Her PhD work on Contesting Forests and Power: Dispute Violence and Negotiation in Central Java (University of Helsinki, 2009) demonstrated how forest land disputes reveal the power positions of the parties in relation to state formation and her post-doctoral research has shown how local values are produced through action indicating difficult choices in the rapidly changing environment. This research has paid special attention to values and human-nature relations in the severely degraded swamp forest landscape that is prone to fires and floods, and how local populations reason their claims  in the dispute over climate change schemes across different scales. She expands this topic in her research on water and vulnerability in degraded swamp forest landscape in Central Kalimantan, in a research project Water and Vulnerability in Fragile Societies together with Anja Nygren and Mira Käkönen (Academy of Finland).

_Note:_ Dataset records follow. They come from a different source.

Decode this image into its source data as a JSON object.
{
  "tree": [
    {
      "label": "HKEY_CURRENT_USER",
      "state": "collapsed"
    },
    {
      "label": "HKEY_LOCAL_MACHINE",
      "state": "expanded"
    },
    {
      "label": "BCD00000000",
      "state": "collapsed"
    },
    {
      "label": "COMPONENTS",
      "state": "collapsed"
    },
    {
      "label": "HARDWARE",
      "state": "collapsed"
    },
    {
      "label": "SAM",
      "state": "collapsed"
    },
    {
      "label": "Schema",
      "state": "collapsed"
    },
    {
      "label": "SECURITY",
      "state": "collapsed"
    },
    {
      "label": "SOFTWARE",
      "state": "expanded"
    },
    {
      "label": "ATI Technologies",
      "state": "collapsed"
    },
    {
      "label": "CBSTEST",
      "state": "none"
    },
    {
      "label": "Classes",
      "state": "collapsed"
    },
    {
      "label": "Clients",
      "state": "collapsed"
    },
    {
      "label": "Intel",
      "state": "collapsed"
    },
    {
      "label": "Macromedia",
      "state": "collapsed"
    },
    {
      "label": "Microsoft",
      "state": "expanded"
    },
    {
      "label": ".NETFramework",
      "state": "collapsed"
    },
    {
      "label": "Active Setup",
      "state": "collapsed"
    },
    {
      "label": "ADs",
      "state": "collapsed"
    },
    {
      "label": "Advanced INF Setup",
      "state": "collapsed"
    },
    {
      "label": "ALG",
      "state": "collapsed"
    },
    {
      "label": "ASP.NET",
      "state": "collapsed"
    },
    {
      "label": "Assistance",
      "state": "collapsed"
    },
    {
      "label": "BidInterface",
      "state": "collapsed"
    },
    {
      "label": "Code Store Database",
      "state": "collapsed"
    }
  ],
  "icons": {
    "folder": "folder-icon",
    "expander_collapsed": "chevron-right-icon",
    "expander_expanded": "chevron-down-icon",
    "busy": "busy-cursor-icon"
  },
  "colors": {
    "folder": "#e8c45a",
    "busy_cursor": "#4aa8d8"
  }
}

Her research interests include state formation, nature-people relations, value, dispute, climate change and ethnographic specialization is in Indonesia on the islands of Java and Borneo.


Tuomas Tammisto, Ph.D.

Snellmaninkatu 14 C
FI-00014 University of Helsinki

Tuomas Tammisto conducts research in Papua New Guinea. The independent state of Papua New Guinea comprises the eastern half of New Guinea Island, while the western half forms the Indonesian provinces of Papua and West Papua. Both are resource rich areas which are regarded by foreign companies as holding potential for the expansion of natural resource extraction and industrial agriculture. Papua New Guinea has a substantial mineral extraction and mining sector, and it was the world’s largest exporter of tropical timber in 2014. New large-scale industrial agriculture projects are also underway. The majority of Papua New Guineans rely on small-scale agriculture for their livelihoods and communally hold practically all land in the country, a situation recognized by state legislation. In many rural areas, however, a state presence and services are peripheral and forms of state organization are being locally constructed. As a part of the project, Tammisto focuses on the expansion of oil palm plantations in the rural Pomio District and examines how they are linked to the creation of infrastructure, provision of services, territorialization and various processes of state formation, especially local or bottom-up state making.

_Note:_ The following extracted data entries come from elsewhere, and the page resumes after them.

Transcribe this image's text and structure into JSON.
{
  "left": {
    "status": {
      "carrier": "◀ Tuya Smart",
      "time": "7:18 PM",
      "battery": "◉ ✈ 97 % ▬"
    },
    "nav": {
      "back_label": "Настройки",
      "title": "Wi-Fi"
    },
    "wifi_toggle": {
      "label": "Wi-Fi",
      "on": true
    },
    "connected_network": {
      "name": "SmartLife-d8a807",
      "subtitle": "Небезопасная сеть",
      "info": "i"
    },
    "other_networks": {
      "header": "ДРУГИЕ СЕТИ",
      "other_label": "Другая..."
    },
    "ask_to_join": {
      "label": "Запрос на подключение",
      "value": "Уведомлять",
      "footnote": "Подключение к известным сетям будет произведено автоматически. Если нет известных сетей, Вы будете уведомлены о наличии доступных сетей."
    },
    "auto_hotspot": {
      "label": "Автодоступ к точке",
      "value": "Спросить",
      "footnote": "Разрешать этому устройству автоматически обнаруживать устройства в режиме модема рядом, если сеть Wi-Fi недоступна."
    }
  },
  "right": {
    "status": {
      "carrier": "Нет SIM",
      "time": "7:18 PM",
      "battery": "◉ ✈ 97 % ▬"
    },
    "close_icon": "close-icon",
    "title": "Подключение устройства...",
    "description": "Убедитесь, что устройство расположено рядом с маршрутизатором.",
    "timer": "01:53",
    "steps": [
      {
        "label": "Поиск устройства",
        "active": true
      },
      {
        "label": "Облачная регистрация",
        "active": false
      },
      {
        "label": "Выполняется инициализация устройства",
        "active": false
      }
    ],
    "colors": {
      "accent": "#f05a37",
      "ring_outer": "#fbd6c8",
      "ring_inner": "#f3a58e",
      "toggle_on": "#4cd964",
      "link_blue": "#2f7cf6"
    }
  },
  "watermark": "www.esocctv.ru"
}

In his PhD, New Actors, Historic Landscapes: The Making of a Frontier Place in Papua New Guinea (University of Helsinki, 2018), Tammisto looked at how the Mengen people in the rural Pomio District of Papua New Guinea engage in siwdden horticulture, logging, wage labour on plantations and community conservation. These practices relate the Mengen to their environment, to each other and to outside actors, such as state officials, companies and NGOs, in different ways. They have also produced, reproduced and sometimes significantly changed in the forested environment of Pomio.

Tammisto’s research interests include agrarian change, class, environment, infrastructure, kinship, political ecology, production, space and place, territorialization and value.

Heikki Wilenius, Ph.D.
Snellmaninkatu 14 C
FI-00014 University of Helsinki

Heikki Wilenius is an anthropologist focusing on Indonesia. Previously, he has conducted research in the provinces of West Kalimantan and East Java, studying land-use practices in rural Kalimantan, and the work of municipal politicians in Java.

As part of the project, Wilenius will conduct research in the province of Central Kalimantan, studying the ways natural resources are commodified in the Pulang Pisau regency, and what kinds of state formation processes are attached to this commodification of nature.